My first idea was to write a novel like an essay, or at least vaguely. My idea was that in most of my essays for class, slight alterations in the first and last paragraphs mean that each interior, supporting paragraph, can be displaced and rearranged at will. Of course, I generally think there is a good way and a few bad ways to rearrange the paragraphs, but the point of the essay would still come across no matter the order. Extrapolating this, if I work from a first and last chapter idea, I can introduce an idea in the first/last chapters, and have each other chapter pull and tug at the idea, flesh it out in interesting ways. They have a common thread, which is the idea, but each chapter is a unit unto itself and can be rearranged at will. The idea could be anything. It could be a murder mystery again, with the first and last chapters being the detective saying what happened and/or the crime itself, and each intermediate chapter being one piece of evidence that leads on the path from one to the other. It could be simpler, the description of a world or the different things that happen in a specific building.
But that feels too much like a short story anthology, not enough like a real novel.
Another idea I had was based on Italo Calvino's "If on a winter's night a traveller" (I think), a novel which is in effect the start of 14 or so different novels. In that structure, order doesn't matter because the novel is about the experience of reading, of writing, and of creation -- not about the plot of any of the 14 or so different novels begun in the book. However, even here, Calvino has a narrative plot with two readers that strings all of the works together, to keep it from being too much of a short-story anthology. But the idea is there: If the novel is about the creative experience, writing and reading and so forth, then the thread can exist between stories and not necessarily need a linear plot?
Which brings me back to something I have always enjoyed (and those of you who read my earliest writings will attest to this), which is the difference between fantasy and reality, and how stories mediate this gap. The first long story that I remember writing (I've been writing since I could read), was full of that surreal stuff. First we (my cousin and I) wrote a story, and then we wrote a story about the story, and then we wrote the combination and resolution of the two. And then we realized that we still had a lot of loose ends, so we tied all of them up. The point of it (for me) was how imagination works in the world, how the creative process works, how characters become real to an author and how the story threatens to swallow you whole - for better or for worse. It was a really cool story. What I liked best about it was the recusive aspect, the self-referential aspect, and it meant that you could, in principle, read the first two stories in either order and it would make just as much sense either way.

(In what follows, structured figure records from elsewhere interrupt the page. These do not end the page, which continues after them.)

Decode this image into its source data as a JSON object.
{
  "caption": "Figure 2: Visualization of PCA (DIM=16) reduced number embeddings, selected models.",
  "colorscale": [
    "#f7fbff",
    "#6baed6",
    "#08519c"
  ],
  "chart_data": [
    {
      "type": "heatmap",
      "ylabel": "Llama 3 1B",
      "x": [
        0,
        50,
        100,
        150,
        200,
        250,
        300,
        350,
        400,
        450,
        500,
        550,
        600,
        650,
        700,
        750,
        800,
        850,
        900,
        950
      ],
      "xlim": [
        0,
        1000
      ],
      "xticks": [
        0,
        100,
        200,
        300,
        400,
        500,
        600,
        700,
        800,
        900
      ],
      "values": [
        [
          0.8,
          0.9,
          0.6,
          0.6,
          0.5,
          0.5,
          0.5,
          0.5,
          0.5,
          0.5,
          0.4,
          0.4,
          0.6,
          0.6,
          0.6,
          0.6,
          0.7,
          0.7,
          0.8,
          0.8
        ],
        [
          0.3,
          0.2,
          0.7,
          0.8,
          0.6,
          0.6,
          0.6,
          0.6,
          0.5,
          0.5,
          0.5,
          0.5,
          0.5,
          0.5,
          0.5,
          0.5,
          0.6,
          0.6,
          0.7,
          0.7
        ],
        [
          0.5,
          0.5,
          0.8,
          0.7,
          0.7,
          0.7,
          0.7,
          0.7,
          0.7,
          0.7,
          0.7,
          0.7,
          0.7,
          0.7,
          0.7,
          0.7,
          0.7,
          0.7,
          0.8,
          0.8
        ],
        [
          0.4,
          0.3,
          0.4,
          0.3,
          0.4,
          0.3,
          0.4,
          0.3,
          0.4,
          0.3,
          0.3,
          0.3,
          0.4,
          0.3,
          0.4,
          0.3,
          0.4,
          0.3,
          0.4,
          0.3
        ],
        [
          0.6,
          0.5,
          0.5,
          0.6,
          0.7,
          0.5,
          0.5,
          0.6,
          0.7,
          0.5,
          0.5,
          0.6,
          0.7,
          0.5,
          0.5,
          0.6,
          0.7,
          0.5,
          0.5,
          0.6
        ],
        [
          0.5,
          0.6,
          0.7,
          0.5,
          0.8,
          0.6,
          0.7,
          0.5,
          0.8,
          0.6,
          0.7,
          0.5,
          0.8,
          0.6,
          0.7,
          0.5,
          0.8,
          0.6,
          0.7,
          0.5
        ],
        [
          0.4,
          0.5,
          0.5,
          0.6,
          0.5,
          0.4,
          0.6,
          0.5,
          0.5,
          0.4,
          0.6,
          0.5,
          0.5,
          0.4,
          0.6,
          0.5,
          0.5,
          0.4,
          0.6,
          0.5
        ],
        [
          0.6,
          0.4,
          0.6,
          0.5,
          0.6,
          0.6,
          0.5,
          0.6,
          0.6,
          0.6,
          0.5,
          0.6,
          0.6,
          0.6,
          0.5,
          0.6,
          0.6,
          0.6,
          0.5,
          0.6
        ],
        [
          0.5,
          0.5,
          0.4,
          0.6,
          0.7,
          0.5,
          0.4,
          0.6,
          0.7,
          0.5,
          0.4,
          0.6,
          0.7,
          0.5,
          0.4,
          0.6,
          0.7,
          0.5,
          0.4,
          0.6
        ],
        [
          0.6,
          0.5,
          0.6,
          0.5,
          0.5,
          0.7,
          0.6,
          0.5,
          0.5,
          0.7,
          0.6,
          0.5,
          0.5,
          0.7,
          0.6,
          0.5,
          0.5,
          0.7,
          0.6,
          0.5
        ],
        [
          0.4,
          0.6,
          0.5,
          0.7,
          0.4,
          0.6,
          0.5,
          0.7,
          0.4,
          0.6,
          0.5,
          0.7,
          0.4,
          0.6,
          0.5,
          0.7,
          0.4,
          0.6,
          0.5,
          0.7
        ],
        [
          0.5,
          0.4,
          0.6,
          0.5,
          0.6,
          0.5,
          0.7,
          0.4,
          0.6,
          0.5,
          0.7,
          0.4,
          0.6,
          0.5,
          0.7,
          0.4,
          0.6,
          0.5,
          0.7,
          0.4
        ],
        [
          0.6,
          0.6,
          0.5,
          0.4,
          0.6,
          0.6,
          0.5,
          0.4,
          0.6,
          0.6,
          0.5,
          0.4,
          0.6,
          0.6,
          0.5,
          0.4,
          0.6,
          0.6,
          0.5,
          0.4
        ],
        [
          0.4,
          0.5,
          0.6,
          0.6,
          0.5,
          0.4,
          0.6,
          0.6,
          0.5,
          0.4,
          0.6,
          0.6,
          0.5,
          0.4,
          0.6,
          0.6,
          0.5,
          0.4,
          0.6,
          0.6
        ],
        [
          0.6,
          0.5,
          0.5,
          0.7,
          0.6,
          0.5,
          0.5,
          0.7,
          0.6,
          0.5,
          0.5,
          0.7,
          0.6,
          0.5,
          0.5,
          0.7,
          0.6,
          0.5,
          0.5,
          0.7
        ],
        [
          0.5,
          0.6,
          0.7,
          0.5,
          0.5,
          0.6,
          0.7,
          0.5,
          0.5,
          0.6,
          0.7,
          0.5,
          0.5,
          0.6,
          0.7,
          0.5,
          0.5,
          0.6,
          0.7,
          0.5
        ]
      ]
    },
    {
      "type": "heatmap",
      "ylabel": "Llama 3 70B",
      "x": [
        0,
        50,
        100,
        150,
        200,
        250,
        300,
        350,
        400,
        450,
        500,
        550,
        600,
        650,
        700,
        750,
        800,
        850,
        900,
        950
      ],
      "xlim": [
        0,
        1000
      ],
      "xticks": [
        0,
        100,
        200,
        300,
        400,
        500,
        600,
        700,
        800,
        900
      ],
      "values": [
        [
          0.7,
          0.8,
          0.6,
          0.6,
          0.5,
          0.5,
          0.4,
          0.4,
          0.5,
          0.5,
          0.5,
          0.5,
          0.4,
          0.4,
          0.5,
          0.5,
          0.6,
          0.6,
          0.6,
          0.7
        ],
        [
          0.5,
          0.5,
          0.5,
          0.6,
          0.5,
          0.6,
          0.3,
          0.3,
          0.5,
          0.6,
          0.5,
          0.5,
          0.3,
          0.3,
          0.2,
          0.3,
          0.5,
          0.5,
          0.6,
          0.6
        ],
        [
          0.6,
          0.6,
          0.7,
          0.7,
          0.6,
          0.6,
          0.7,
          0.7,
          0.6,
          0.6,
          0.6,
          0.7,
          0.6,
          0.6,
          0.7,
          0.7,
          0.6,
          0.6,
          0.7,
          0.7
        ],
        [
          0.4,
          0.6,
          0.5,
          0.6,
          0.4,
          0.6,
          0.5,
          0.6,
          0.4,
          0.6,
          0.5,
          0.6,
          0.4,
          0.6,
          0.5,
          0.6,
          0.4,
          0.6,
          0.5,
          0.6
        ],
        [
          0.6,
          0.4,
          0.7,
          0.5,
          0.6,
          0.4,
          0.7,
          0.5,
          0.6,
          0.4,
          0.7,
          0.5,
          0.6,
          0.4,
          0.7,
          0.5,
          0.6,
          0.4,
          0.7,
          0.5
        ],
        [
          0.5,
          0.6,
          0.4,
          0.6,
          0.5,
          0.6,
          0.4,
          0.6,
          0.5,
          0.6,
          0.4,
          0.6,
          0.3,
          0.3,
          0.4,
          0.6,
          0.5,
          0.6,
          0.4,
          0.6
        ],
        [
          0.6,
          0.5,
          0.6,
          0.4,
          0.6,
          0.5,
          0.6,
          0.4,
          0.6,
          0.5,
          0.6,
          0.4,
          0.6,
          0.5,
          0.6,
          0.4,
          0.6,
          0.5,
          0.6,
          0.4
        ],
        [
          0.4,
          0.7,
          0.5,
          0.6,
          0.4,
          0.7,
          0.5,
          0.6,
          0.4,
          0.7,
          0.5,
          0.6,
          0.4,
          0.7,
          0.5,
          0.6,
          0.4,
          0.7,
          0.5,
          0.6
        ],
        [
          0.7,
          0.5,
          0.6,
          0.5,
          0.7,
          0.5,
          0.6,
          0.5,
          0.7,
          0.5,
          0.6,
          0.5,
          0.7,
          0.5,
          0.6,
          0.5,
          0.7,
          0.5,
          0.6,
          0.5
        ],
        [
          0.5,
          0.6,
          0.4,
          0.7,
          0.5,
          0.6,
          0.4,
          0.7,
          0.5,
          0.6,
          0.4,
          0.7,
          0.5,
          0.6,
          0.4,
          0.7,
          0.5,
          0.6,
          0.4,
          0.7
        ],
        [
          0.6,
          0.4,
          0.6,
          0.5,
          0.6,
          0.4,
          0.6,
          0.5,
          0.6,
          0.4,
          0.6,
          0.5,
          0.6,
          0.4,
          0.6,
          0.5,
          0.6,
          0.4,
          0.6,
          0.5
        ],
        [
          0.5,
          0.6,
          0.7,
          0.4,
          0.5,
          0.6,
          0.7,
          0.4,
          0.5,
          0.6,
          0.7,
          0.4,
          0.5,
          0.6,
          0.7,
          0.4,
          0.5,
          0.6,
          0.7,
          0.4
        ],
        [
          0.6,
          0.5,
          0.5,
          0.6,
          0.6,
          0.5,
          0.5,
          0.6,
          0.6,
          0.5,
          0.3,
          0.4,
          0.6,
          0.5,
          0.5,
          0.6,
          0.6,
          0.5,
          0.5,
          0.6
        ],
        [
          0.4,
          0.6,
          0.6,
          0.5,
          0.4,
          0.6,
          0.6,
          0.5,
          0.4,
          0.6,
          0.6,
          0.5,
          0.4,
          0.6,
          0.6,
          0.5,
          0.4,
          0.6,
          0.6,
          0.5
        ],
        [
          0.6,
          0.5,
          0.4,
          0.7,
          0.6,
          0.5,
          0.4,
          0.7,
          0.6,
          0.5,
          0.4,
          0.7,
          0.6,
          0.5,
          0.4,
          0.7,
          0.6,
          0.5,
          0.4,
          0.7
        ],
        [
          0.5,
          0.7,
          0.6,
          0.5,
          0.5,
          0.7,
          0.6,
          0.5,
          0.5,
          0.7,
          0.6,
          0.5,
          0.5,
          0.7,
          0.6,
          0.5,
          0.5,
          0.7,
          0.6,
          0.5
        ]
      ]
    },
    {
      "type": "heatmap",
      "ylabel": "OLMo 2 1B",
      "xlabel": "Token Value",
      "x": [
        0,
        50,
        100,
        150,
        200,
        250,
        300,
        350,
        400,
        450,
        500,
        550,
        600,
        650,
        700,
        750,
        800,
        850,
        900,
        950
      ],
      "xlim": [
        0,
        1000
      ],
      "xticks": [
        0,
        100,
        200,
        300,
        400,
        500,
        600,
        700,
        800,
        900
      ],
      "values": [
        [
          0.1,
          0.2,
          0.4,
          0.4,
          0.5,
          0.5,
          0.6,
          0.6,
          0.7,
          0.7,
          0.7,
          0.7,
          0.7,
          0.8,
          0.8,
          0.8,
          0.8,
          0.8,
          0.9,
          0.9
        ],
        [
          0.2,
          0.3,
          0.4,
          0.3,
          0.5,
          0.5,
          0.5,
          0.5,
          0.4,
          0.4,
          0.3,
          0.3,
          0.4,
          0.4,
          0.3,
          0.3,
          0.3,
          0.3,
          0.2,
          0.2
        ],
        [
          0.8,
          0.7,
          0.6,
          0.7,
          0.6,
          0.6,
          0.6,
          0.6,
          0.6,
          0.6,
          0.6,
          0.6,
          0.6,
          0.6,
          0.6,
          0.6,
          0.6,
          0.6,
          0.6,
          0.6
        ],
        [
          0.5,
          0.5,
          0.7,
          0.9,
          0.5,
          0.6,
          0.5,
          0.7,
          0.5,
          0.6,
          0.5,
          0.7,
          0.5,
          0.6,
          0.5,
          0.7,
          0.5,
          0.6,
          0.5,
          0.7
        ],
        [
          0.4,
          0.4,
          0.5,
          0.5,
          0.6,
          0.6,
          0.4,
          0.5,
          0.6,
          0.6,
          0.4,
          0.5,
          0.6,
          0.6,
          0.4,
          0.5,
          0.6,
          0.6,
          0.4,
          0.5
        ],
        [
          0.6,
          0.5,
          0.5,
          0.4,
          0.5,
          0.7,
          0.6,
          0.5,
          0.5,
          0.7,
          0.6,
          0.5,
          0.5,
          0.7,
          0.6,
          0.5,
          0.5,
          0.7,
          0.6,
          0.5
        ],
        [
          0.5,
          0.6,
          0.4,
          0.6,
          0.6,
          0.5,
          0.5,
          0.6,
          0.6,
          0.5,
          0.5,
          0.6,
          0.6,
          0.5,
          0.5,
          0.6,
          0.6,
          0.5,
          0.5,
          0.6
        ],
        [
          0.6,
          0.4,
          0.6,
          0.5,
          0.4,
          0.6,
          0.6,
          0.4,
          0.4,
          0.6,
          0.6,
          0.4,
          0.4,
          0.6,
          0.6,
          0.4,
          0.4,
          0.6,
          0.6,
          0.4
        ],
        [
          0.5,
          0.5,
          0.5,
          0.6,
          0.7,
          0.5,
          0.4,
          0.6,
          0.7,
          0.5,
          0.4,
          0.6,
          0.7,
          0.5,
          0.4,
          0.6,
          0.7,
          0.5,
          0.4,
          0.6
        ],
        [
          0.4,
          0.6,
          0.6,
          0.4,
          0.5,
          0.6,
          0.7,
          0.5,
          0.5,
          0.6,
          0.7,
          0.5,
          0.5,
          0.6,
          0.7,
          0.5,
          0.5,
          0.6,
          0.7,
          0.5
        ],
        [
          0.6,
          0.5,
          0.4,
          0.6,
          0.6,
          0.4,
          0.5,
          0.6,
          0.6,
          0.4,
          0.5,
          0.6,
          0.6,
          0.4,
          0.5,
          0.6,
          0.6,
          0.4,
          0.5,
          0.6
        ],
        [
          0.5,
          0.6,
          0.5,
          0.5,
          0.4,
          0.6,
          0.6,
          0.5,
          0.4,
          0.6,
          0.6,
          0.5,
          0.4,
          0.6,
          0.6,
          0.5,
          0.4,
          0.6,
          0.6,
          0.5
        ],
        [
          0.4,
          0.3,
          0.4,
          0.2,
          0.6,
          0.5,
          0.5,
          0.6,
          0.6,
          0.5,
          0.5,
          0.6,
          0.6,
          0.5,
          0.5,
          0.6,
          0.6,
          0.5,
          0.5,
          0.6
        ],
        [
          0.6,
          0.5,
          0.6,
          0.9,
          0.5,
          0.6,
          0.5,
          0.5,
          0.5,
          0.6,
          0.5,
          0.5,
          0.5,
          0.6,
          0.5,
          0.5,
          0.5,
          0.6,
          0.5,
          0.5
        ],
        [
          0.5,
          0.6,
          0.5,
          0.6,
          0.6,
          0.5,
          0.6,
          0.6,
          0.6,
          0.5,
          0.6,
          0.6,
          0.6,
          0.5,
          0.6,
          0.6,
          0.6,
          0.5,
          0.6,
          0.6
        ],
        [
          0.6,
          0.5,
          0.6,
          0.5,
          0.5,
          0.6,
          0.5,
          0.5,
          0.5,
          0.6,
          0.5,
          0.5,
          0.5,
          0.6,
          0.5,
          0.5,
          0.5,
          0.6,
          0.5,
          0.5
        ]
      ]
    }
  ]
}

So it seems to me that writing about the experience of reading and writing is probably the best way to do away with the linear quality of stories. The scheme works this way:
1) Simple story, within the paradigm: brilliant inspector solves murder mystery
2) Meta-story: brilliant murder mystery writer solves murder mystery
3) Alternate Meta-story: clever murder mystery writer commits murder, is caught OR murderer is caught by murder mystery writer
4) Self-referential Meta-story: murder mystery writer sees murder mystery going on around him and writes it
5) Surreal self-referential Meta-story: murder mystery writer writes murder mystery and sees it going on around him
6) Alternate surreal self-referential Meta-story: Criminal writes murder mystey which leads to his own arrest
etcetera etcetera etcetera. You could use any plot/paradigm. The structure, the iteration, and so forth, draw attention away from the similarities (the paradigm itself) and point out how each story is different, i.e. how the story itself effects each iteration. You can even keep names the same - or very similar - between iterations (i.e. Gene, Jem, Jim, James, John, Jon, Jonas, Jonah, Jonathan, etc.)
So. Yeah. Recursion makes stories better, and seems like the best way to make an unordered story (at least to me).